All of lore.kernel.org
 help / color / mirror / Atom feed
From: Stanislav Fomichev <sdf@google.com>
To: yoong.siang.song@intel.com
Cc: "bpf@vger.kernel.org" <bpf@vger.kernel.org>,
	"ast@kernel.org" <ast@kernel.org>,
	 "daniel@iogearbox.net" <daniel@iogearbox.net>,
	"andrii@kernel.org" <andrii@kernel.org>,
	 "martin.lau@linux.dev" <martin.lau@linux.dev>,
	"song@kernel.org" <song@kernel.org>, "yhs@fb.com" <yhs@fb.com>,
	 "john.fastabend@gmail.com" <john.fastabend@gmail.com>,
	"kpsingh@kernel.org" <kpsingh@kernel.org>,
	 "haoluo@google.com" <haoluo@google.com>,
	"jolsa@kernel.org" <jolsa@kernel.org>,
	 "kuba@kernel.org" <kuba@kernel.org>,
	"toke@kernel.org" <toke@kernel.org>,
	 "willemb@google.com" <willemb@google.com>,
	"dsahern@kernel.org" <dsahern@kernel.org>,
	magnus.karlsson@intel.com,  "bjorn@kernel.org" <bjorn@kernel.org>,
	maciej.fijalkowski@intel.com,
	 "hawk@kernel.org" <hawk@kernel.org>,
	"netdev@vger.kernel.org" <netdev@vger.kernel.org>,
	 "xdp-hints@xdp-project.net" <xdp-hints@xdp-project.net>
Subject: Re: [PATCH bpf-next v3 02/10] xsk: add TX timestamp and TX checksum offload support
Date: Wed, 4 Oct 2023 10:48:08 -0700	[thread overview]
Message-ID: <ZR2lNjyyNZO4aQP0@google.com> (raw)
In-Reply-To: <PH0PR11MB583036756C64ED287ECA2344D8CBA@PH0PR11MB5830.namprd11.prod.outlook.com>

On 10/04, Song, Yoong Siang wrote:
> On Wednesday, October 4, 2023 4:05 AM Stanislav Fomichev <sdf@google.com> wrote:
> >This change actually defines the (initial) metadata layout that should be used by
> >AF_XDP userspace (xsk_tx_metadata).
> >The first field is flags which requests appropriate offloads, followed by the offload-
> >specific fields. The supported per-device offloads are exported via netlink (new
> >xsk-flags).
> >
> >The offloads themselves are still implemented in a bit of a framework-y fashion
> >that's left from my initial kfunc attempt.

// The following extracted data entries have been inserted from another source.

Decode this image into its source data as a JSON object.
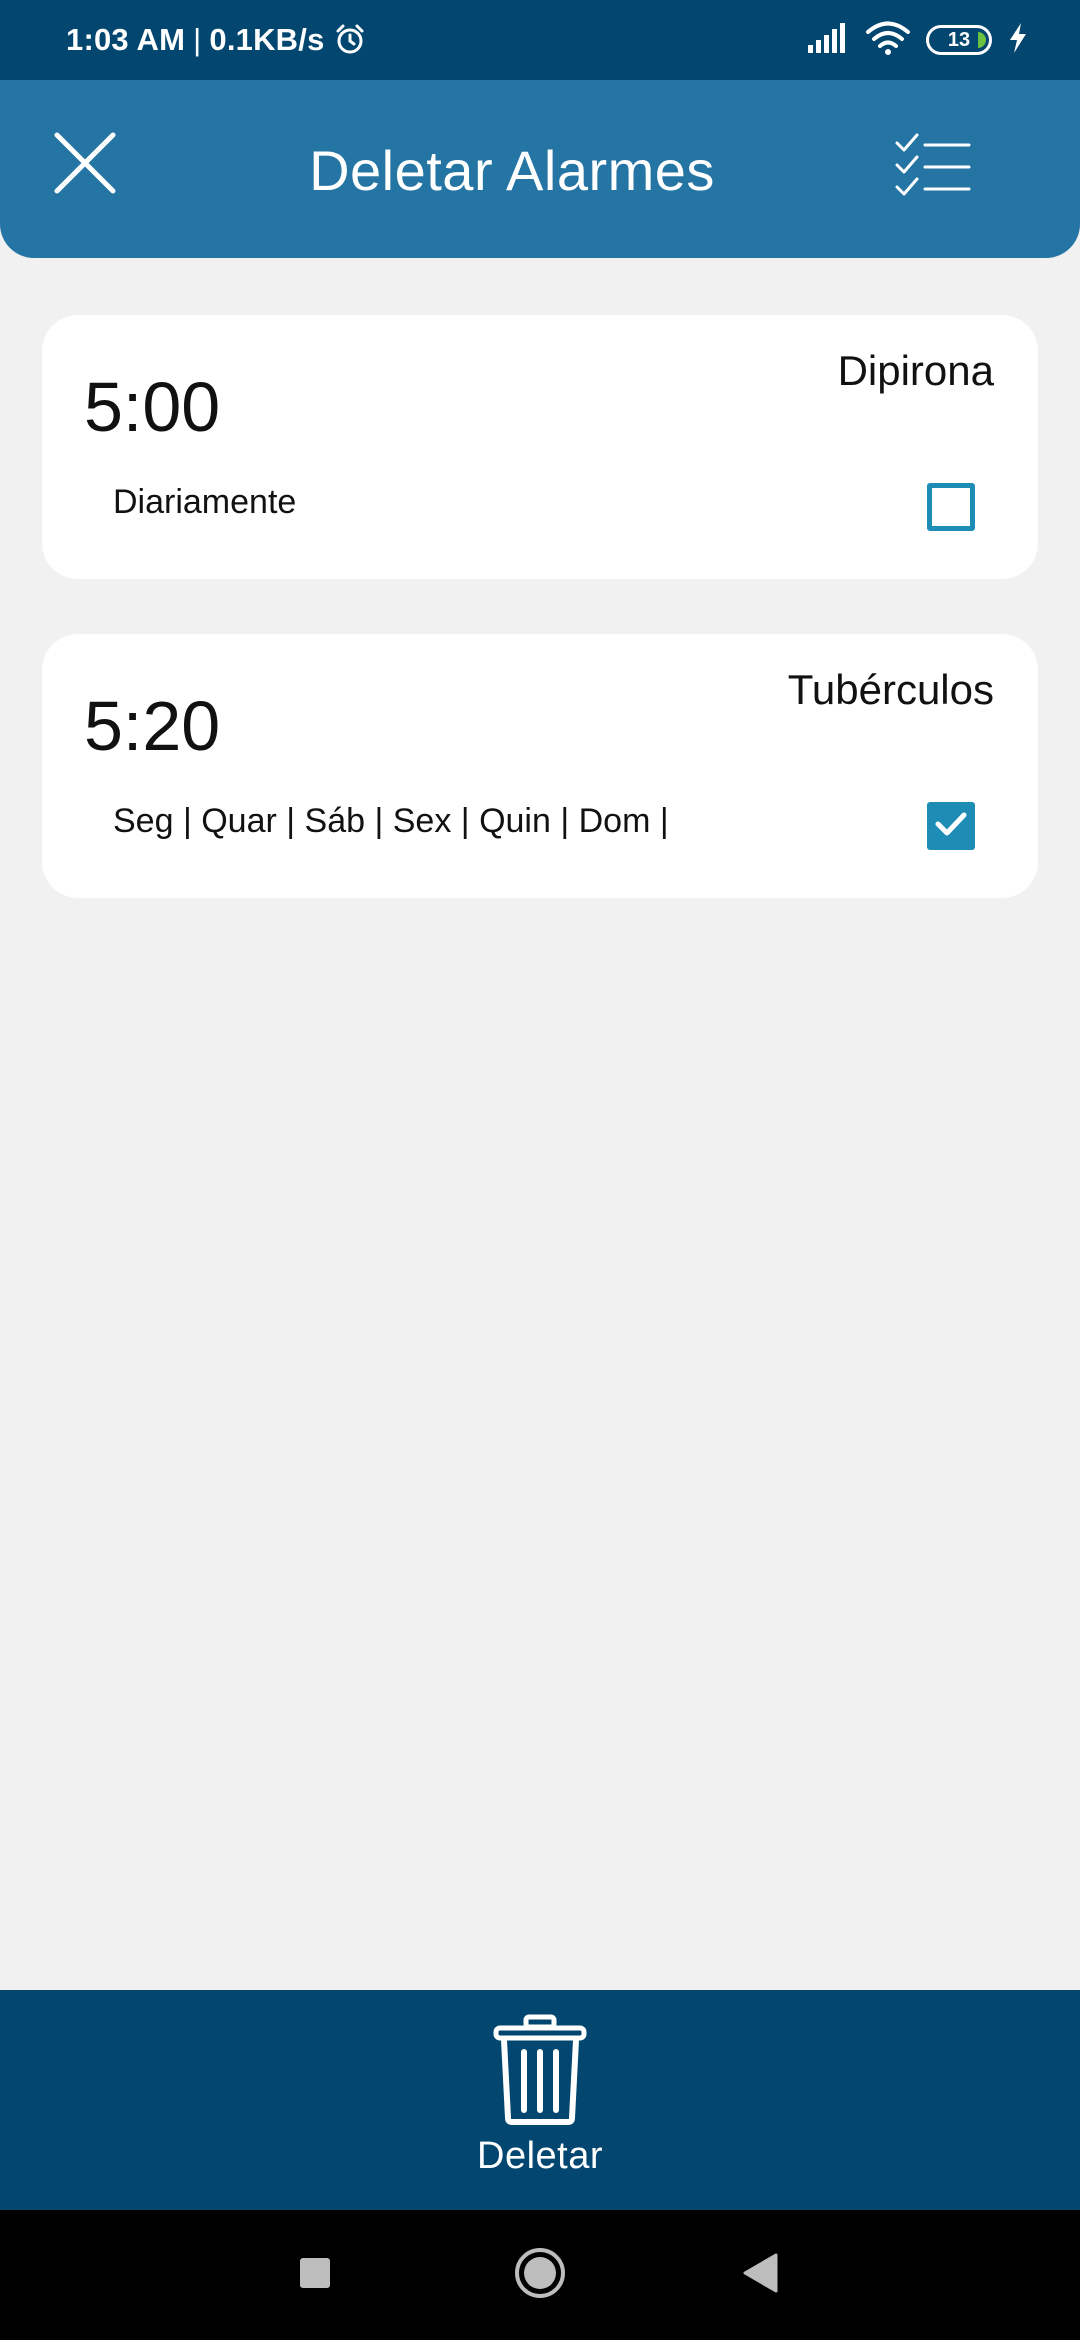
{
  "status_bar": {
    "time": "1:03 AM",
    "separator": "|",
    "speed": "0.1KB/s",
    "battery_level": "13",
    "icons": [
      "alarm-clock-icon",
      "signal-icon",
      "wifi-icon",
      "battery-icon",
      "charging-bolt-icon"
    ]
  },
  "app_bar": {
    "title": "Deletar Alarmes",
    "close_icon": "close-icon",
    "select_all_icon": "checklist-icon"
  },
  "alarms": [
    {
      "time": "5:00",
      "name": "Dipirona",
      "days": "Diariamente",
      "checked": false
    },
    {
      "time": "5:20",
      "name": "Tubérculos",
      "days": "Seg | Quar | Sáb | Sex | Quin | Dom |",
      "checked": true
    }
  ],
  "bottom_bar": {
    "delete_label": "Deletar",
    "delete_icon": "trash-icon"
  },
  "nav_bar": {
    "icons": [
      "recents-square-icon",
      "home-circle-icon",
      "back-triangle-icon"
    ]
  },
  "colors": {
    "status_bar": "#03466f",
    "app_bar": "#2475a4",
    "background": "#f1f1f1",
    "card": "#ffffff",
    "checkbox_accent": "#1e8db5",
    "bottom_bar": "#03466f",
    "nav_bar": "#000000"
  }
}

> >I'm introducing new xsk_tx_metadata_ops which drivers are supposed to
> >implement. The drivers are also supposed to call
> >xsk_tx_metadata_request/xsk_tx_metadata_complete in the right places. Since
> >xsk_tx_metadata_{request,_complete}
> >are static inline, we don't incur any extra overhead doing indirect calls.
> >
> >The benefit of this scheme is as follows:
> >- keeps all metadata layout parsing away from driver code
> >- makes it easy to grep and see which drivers implement what
> >- don't need any extra flags to maintain to keep track of what
> >  offloads are implemented; if the callback is implemented - the offload
> >  is supported (used by netlink reporting code)
> >
> >Two offloads are defined right now:
> >1. XDP_TX_METADATA_CHECKSUM: skb-style csum_start+csum_offset 2.

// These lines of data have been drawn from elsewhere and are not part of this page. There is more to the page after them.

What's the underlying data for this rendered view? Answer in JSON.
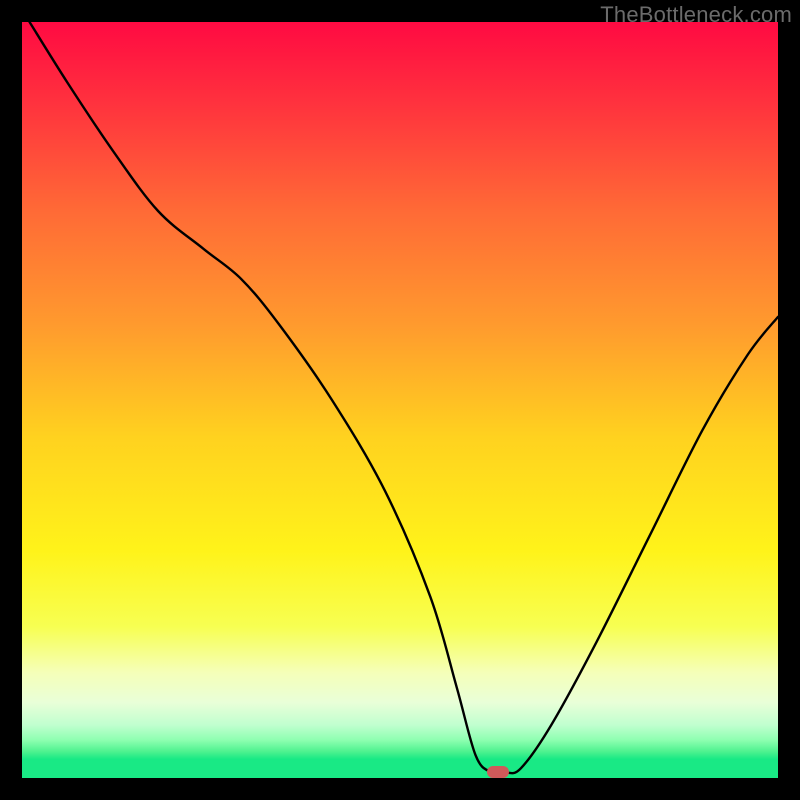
{
  "watermark": "TheBottleneck.com",
  "chart_data": {
    "type": "line",
    "title": "",
    "xlabel": "",
    "ylabel": "",
    "xlim": [
      0,
      100
    ],
    "ylim": [
      0,
      100
    ],
    "gradient_stops": [
      {
        "pos": 0.0,
        "color": "#ff0a42"
      },
      {
        "pos": 0.1,
        "color": "#ff2f3e"
      },
      {
        "pos": 0.25,
        "color": "#ff6a36"
      },
      {
        "pos": 0.4,
        "color": "#ff9a2e"
      },
      {
        "pos": 0.55,
        "color": "#ffd21f"
      },
      {
        "pos": 0.7,
        "color": "#fff31a"
      },
      {
        "pos": 0.8,
        "color": "#f7ff52"
      },
      {
        "pos": 0.86,
        "color": "#f5ffb8"
      },
      {
        "pos": 0.9,
        "color": "#e9ffd8"
      },
      {
        "pos": 0.93,
        "color": "#c0ffcf"
      },
      {
        "pos": 0.95,
        "color": "#8dffb0"
      },
      {
        "pos": 0.965,
        "color": "#4ef28f"
      },
      {
        "pos": 0.975,
        "color": "#19e985"
      },
      {
        "pos": 1.0,
        "color": "#19e985"
      }
    ],
    "series": [
      {
        "name": "bottleneck-curve",
        "x": [
          1,
          6,
          12,
          18,
          24,
          29,
          34,
          41,
          48,
          54,
          57.5,
          60,
          62,
          64,
          66,
          70,
          76,
          83,
          90,
          96,
          100
        ],
        "y": [
          100,
          92,
          83,
          75,
          70,
          66,
          60,
          50,
          38,
          24,
          12,
          3,
          0.8,
          0.7,
          1.3,
          7,
          18,
          32,
          46,
          56,
          61
        ]
      }
    ],
    "bottleneck_marker": {
      "x": 63,
      "y": 0.8
    },
    "bottom_band": {
      "from_y": 0,
      "to_y": 2.5,
      "color": "#19e985"
    }
  }
}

> >XDP_TX_METADATA_TIMESTAMP: writes TX timestamp back into metadata
> >   area upon completion (tx_timestamp field)
> >
> >The offloads are also implemented for copy mode:
> >1. Extra XDP_TX_METADATA_CHECKSUM_SW to trigger skb_checksum_help; this
> >   might be useful as a reference implementation and for testing 2.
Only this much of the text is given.